Prerequisites: ordinary differential equations, partial differential equations, elementary probability theory and stochastic processes.
This research topic lies at the interface of applied mathematics and theoretical physics. A goal of this research is to develop mathematical methods that help us quantify and understand real-world phenomena. For example, questions of interest are: How can we describe the motion of electrons in extremely thin materials such as graphene and black phosphorus? How can we describe the interaction of light with particles (electrons and phonons) in a solid-state device? What are the consequences of the existence of atomic defects in crystals for devices such as novel transistors used in last-generation computers? The proposed projects for undergraduates are inspired by the above research objectives.

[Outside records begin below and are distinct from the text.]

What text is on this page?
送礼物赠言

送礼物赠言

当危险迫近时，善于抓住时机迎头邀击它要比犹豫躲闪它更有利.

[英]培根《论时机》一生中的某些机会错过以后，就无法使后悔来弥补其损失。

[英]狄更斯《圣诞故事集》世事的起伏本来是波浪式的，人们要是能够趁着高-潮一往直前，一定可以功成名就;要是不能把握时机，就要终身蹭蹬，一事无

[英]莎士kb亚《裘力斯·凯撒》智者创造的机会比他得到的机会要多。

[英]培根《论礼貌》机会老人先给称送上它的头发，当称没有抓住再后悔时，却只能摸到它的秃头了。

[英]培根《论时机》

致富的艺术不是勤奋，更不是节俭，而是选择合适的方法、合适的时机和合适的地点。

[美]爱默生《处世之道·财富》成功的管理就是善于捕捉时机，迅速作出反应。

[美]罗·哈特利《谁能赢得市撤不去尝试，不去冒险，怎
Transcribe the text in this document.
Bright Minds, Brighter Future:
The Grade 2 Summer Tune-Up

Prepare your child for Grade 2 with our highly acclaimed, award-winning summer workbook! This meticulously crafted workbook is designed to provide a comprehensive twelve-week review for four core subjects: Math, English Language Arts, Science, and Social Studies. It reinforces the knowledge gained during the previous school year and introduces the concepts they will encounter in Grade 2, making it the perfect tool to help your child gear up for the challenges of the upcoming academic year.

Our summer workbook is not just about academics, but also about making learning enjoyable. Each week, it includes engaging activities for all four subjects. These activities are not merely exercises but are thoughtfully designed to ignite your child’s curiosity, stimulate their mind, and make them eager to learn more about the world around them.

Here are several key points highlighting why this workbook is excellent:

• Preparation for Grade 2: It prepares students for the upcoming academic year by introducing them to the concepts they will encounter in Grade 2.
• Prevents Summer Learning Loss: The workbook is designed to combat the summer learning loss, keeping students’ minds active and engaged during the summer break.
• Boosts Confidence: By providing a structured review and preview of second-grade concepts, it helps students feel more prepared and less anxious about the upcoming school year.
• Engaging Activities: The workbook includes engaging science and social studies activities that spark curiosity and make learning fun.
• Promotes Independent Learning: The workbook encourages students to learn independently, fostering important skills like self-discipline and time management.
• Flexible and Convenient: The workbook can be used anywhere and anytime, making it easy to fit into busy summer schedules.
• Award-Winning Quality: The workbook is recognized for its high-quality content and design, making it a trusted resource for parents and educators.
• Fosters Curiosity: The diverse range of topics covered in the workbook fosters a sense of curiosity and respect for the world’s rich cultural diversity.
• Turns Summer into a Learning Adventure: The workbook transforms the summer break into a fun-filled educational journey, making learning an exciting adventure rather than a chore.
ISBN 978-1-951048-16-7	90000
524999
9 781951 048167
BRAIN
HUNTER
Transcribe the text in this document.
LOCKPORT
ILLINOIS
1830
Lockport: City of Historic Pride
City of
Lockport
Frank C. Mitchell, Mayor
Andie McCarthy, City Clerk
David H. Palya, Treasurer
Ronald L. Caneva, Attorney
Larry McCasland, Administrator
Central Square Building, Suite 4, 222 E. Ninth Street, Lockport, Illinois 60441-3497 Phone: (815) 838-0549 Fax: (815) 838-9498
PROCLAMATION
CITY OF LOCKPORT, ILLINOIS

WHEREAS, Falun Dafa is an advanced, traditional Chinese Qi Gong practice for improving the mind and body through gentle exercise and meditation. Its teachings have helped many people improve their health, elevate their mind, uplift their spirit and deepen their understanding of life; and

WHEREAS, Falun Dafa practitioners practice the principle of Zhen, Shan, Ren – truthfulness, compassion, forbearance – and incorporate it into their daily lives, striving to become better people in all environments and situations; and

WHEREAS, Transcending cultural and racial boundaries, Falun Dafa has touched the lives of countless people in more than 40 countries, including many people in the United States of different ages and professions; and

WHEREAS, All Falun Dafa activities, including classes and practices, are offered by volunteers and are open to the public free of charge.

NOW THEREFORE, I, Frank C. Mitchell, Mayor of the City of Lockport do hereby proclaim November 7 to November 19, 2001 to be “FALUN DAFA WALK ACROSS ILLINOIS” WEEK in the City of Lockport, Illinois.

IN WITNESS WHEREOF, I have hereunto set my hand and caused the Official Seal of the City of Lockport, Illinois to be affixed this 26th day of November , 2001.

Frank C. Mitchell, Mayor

Quantum mechanics project. This project concerns the existence of quantum states known as "edge states" in atomically thin materials (e.g., graphene) that have corrugated boundaries. The main theme is to describe the motion of an electron along the boundary via partial differential equations (PDEs) such as the Schroedinger or Dirac equation coupled with the Poisson equation. This project would require the student to become familiar (as part of his/her training in this REU) with particular solutions of PDEs, aspects of perturbation theory, and other mathematical concepts of quantum dynamics.
Classical mechanics project. This project concerns the erratic motion of atomic defects is crystalline surfaces. It turns out that defects move randomly at small scales but, according to the law of large numbers, their mesoscale or macroscale description in many experimental situations can appear deterministic. In some cases, the mesoscale description involves local geometric laws at interfaces between the solid material and its environment. This project would focus on formal derivations of such geometric laws from atomistic motion in simple geometries with smooth defect curves. The students can be trained in aspects of statistical mechanics, asymptotics for several types of differential equations, and applied probability theory.